### 3. Documentation

**Data Sources / URLs:**  
- `Source 1:` [https://en.wikipedia.org/wiki/List_of_S%26P_500_companies] – historical stock prices  
- `Source 2:` [https://www.alphavantage.co/query?function=TIME_SERIES_DAILY&symbol={ticker}&apikey={api_key}&datatype=csv] – company metadata  

**Validation Logic:**  
1. Check that all required columns exist: `['date', 'symbol', 'close', 'volume']`.  
2. Ensure no duplicate entries for the same `symbol` and `date`.  
3. Validate numeric columns (`close`, `volume`) are non-negative.  
4. Confirm date values are within the specified range (`start_date` to `end_date`).  

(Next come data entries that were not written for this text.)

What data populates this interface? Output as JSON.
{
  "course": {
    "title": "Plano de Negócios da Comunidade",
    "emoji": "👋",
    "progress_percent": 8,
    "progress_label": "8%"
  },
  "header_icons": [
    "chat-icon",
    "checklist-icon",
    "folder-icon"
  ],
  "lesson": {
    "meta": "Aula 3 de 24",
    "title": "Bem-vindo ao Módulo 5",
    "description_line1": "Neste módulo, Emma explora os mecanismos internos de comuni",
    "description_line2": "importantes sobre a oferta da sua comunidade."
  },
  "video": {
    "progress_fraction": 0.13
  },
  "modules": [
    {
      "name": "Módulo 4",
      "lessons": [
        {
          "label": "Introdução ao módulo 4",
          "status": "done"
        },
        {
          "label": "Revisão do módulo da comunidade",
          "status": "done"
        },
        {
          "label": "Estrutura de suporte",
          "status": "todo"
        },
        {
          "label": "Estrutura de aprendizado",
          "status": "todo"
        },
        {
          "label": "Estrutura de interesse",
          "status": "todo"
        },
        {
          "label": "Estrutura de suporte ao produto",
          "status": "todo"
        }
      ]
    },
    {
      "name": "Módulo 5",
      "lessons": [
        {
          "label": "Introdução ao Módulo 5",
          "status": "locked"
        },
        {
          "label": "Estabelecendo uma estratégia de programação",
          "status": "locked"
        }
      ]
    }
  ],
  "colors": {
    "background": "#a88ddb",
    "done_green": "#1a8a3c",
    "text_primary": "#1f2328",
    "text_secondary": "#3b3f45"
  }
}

**Environment / Security:**  
- `.env` file contains API keys or sensitive information. **Ensure it is not committed to Git.**  

**Assumptions & Risks:**  
- Data from external sources may be delayed or incomplete.  
- API limits could restrict data fetching.  
- Assumes `volume` thresholds are consistent across all stocks.  
- Any missing values are handled by dropping or imputing—this could bias analysis.


In [1]:
import os
import requests
import pandas as pd
import yfinance as yf
from dotenv import load_dotenv
from pathlib import Path

In [7]:


def fetch_data(ticker="AAPL", use_yfinance=True):
    api_key = load_api_key()

    if use_yfinance or not api_key:
        print("Using yfinance fallback...")
        df = yf.download(ticker, period="1mo", interval="1d").reset_index()
    else:
        url = f"https://www.alphavantage.co/query?function=TIME_SERIES_DAILY&symbol={ticker}&apikey={api_key}&datatype=csv"
        response = requests.get(url)
        response.raise_for_status()
        from io import StringIO
        df = pd.read_csv(StringIO(response.text))
    
    return df

In [8]:
def validate_data(df, required_cols=None):
    if required_cols is None:
        required_cols = ["Date", "Open", "High", "Low", "Close", "Volume"]

    for col in required_cols:
        if col not in df.columns:
            raise ValueError(f"Missing required column: {col}")

    na_counts = df.isna().sum()
    if na_counts.any():
        print("Warning: NA values found:\n", na_counts)

    if df.shape[0] == 0:
        raise ValueError("DataFrame is empty!")

    print("Validation passed ✔️")

In [9]:
def save_raw(df, ticker="AAPL"):
    raw_dir = Path("data/raw")
    raw_dir.mkdir(parents=True, exist_ok=True)
    filepath = raw_dir / f"{ticker}_raw.csv"
    df.to_csv(filepath, index=False)
    print(f"Saved raw data to {filepath}")

In [11]:
def load_api_key():
    load_dotenv()
    return os.getenv("API_KEY")

In [13]:
df = fetch_data(ticker)
validate_data(df)
save_raw(df, ticker)

Using yfinance fallback...


  df = yf.download(ticker, period="1mo", interval="1d").reset_index()
[*********************100%***********************]  1 of 1 completed

Validation passed ✔️
Saved raw data to data/raw/AAPL_raw.csv





In [14]:
from bs4 import BeautifulSoup
from io import StringIO


In [15]:
def fetch_html(url):
    response = requests.get(url)
    response.raise_for_status()
    return response.text

In [16]:
def parse_table(html):
    soup = BeautifulSoup(html, "html.parser")
    table = soup.find("table", {"id": "constituents"})
    
    
    df = pd.read_html(StringIO(str(table)))[0]
    return df

In [17]:
def validate_table(df):
    if "Symbol" not in df.columns or "Security" not in df.columns:
        raise ValueError("Missing expected columns in scraped table")
    
    if df.shape[0] < 250:  
        raise ValueError("Scraped table seems incomplete")
    
    print("Validation passed ✔️")

In [18]:
def save_raw(df, name="sp500_companies"):
    raw_dir = Path("data/raw")
    raw_dir.mkdir(parents=True, exist_ok=True)
    filepath = raw_dir / f"{name}_raw.csv"
    df.to_csv(filepath, index=False)
    print(f"Saved raw data to {filepath}")

In [19]:
if __name__ == "__main__":
    url = "https://en.wikipedia.org/wiki/List_of_S%26P_500_companies"
    html = fetch_html(url)
    df = parse_table(html)
    validate_table(df)
    save_raw(df)

Validation passed ✔️
Saved raw data to data/raw/sp500_companies_raw.csv